Prosector Anders Jakobsson told Swedish Radio News on Thursday that several police reports have been filed against Eliasson since the story broke, and that because of this, he will now collect materials to check whether a crime was committed.
Eliasson has told Swedish Radio that he does not believe police broke security regulations when the agency allowed a private company online access to payroll and personnel information.
"We have not acted in violation of the security regulations (Säkerhetsskyddsförordningen). Our view is that we have chosen an alternative approach instead of the defense encryption," Eliasson told Swedish Radio.
Eliasson came under fire on Wednesday after Swedish Radio revealed that he decided, back in the spring of 2015, to forgo using encryption programs approved by the Defense Ministry to keep personnel data safe.
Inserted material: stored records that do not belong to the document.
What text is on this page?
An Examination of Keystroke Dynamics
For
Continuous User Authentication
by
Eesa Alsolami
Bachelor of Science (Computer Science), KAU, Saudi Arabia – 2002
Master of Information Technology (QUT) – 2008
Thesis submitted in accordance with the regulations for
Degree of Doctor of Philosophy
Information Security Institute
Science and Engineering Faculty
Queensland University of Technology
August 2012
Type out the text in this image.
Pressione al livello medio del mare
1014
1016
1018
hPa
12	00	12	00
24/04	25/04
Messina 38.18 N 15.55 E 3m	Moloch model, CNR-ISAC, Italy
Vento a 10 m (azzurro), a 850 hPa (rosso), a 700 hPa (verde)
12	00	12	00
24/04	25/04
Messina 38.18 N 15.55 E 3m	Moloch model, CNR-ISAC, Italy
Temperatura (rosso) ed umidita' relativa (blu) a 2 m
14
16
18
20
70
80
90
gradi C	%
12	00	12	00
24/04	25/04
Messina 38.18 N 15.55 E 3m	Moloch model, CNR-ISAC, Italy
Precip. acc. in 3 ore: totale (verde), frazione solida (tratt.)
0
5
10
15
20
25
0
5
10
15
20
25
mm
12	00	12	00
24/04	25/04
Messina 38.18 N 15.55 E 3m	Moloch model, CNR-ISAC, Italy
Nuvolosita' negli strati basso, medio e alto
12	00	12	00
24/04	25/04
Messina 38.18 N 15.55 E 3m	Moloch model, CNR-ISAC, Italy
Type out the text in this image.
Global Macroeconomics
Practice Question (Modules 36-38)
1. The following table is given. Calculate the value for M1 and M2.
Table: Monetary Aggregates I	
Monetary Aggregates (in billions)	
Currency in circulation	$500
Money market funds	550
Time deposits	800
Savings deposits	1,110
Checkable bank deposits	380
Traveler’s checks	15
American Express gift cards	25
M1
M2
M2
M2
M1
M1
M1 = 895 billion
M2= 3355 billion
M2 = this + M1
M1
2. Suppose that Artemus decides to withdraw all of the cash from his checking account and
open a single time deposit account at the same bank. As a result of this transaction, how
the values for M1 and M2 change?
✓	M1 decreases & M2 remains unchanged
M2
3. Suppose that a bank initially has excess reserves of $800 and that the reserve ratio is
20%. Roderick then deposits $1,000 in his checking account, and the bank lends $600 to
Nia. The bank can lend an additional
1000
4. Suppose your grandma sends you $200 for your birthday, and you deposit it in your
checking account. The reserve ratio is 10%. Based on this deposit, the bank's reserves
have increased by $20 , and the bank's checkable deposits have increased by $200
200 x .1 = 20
Police said they were in a hurry to get help with their payroll and personnel IT system and that using their own encryption programs would save money. That's why they contacted the Canadian company CGI who developed the system and why they granted them access to such information as officers' names, salaries, addresses and other personal details.
Eliasson admitted that the decision, documentation of which was seen by Swedish Radio reporters, was poorly formulated and gives the wrong impression.
Swedish Radio investigative reporter Daniel Öhman said Eliasson made the final decision to grant the exception that would allow the police to forgo the required encryption programs in sending data to CGI.
Experts at the Defense Ministry said dropping the compulsory encryption programs could jeopardize the data and allow unintended access.
Justice Minister Morgan Johansson said on Wednesday that the Swedish Security Service would investigate the incident.